What Trash Pickup and Politics Have in Common

Last year, when Mayor Richard M. Daley proposed removing the street sweeper from every ward superintendent’s garage and cleaning the streets based on a grid system, aldermen objected.

As 22nd Ward Ald. Ricardo Munoz pointed out, “housekeeping is one of an alderman’s main roles. Aldermen needed control of a sweeper, because if the streets are dirty, the alderman, not the mayor, gets the blame.

The aldermen lost that battle, as they lost every battle with Mayor Daley. Now, Mayor Rahm Emanuel is trying to go a step further, by reassigning trash pickup on a grid system.
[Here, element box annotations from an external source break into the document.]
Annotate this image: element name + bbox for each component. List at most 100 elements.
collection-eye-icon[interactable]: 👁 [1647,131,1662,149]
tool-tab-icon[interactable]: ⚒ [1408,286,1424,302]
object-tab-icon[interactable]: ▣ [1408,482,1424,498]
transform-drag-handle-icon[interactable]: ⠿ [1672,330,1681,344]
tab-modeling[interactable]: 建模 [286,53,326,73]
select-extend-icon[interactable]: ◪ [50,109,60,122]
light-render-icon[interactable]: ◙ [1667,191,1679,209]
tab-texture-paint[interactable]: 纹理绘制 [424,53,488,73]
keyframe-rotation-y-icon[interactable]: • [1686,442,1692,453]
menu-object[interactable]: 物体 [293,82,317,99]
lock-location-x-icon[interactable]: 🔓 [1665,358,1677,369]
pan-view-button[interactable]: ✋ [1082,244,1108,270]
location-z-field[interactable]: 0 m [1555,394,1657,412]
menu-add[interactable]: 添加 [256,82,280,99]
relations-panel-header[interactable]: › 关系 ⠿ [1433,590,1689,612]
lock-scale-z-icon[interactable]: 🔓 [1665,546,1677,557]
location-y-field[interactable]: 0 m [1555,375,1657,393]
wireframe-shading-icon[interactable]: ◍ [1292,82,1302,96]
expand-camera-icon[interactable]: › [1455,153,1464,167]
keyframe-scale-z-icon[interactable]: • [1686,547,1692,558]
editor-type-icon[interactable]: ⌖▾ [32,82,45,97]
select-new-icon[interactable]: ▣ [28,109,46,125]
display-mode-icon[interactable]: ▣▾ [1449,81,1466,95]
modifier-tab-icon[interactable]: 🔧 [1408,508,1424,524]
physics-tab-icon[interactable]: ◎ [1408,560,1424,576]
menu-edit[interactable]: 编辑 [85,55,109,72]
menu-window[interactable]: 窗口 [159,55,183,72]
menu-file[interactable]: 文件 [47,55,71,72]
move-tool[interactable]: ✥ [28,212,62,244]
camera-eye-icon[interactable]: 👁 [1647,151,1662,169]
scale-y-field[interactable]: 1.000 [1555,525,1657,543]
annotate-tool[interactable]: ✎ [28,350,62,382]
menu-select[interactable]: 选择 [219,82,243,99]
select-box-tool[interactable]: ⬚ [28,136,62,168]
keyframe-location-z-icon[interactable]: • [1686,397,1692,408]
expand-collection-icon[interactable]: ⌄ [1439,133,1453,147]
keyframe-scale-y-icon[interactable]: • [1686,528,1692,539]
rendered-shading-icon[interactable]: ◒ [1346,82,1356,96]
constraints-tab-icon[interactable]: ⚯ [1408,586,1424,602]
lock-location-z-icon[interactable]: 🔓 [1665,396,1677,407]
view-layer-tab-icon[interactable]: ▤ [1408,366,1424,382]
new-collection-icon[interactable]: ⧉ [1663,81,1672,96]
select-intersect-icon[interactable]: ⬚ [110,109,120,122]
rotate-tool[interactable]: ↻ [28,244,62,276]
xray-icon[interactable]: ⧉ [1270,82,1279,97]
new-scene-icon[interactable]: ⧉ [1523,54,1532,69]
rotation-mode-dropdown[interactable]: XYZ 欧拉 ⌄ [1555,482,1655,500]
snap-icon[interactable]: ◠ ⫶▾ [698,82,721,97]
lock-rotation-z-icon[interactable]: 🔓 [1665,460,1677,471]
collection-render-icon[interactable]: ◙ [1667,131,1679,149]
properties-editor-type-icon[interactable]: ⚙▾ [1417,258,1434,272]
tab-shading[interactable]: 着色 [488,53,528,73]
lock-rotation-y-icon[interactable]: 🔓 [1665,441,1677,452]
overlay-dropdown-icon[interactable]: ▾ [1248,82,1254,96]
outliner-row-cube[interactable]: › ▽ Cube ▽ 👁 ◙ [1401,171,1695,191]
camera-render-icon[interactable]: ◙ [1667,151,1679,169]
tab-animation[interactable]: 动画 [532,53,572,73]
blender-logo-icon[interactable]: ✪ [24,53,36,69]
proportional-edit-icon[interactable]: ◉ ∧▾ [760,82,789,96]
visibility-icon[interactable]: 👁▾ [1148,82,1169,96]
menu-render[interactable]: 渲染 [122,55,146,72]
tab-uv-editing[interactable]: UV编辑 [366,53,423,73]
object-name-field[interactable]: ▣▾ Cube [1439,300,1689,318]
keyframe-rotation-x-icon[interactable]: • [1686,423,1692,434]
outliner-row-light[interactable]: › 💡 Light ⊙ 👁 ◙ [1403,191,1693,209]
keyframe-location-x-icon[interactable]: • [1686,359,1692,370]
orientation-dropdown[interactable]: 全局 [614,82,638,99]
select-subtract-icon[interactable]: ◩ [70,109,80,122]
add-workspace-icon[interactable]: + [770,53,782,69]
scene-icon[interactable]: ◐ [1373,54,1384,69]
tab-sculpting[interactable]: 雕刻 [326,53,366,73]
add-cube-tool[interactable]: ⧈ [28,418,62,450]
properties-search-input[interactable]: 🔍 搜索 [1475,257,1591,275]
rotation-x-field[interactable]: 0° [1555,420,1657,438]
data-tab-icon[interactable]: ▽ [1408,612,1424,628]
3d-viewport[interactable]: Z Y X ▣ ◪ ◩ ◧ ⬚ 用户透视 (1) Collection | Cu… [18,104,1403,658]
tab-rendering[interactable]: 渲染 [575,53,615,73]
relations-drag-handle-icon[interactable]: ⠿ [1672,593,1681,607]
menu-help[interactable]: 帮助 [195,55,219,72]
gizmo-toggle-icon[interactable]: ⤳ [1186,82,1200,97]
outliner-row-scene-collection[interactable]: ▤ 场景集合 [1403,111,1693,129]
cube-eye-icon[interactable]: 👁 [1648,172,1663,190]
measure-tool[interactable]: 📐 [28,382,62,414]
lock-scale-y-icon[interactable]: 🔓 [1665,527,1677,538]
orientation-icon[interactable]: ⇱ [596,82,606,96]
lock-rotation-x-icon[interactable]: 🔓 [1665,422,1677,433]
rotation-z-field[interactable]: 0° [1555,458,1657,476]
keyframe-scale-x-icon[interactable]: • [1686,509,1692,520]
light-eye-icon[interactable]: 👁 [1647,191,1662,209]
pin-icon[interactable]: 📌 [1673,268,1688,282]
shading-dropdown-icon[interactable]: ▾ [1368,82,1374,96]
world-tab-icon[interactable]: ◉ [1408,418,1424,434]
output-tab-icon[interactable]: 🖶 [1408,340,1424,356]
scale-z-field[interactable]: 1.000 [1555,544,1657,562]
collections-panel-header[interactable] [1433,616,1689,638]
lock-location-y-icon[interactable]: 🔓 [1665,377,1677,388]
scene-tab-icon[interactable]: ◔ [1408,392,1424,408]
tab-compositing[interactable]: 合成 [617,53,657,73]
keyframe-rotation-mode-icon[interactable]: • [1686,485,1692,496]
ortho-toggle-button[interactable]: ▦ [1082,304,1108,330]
By dividing the city into 33 equal-sized pickup zones, the city can save $60 million, the mayor says.

The best argument for switching to grid-based trash pickup comes from the aldermen themselves. The ward map they drew in 2001 was not designed for the convenience of garbage truck drivers. It was designed to re-elect sitting aldermen and preserve the racial balance on the City Council.

Consider the 2nd Ward, where a truck would have to drive all the way from 35th and Calumet on the South Side to Francisco and Washington on the West Side to complete its rounds. Or the 40th Ward, where a truck has to detour around Rosehill Cemetery to get from one end to another. The wards were designed to facilitate political careers, not municipal services.

Of course, reducing garbage pickup to 33 zones may also be another of Emanuel’s ways of saying we have too many wards. Obviously, aldermen aren’t happy about that.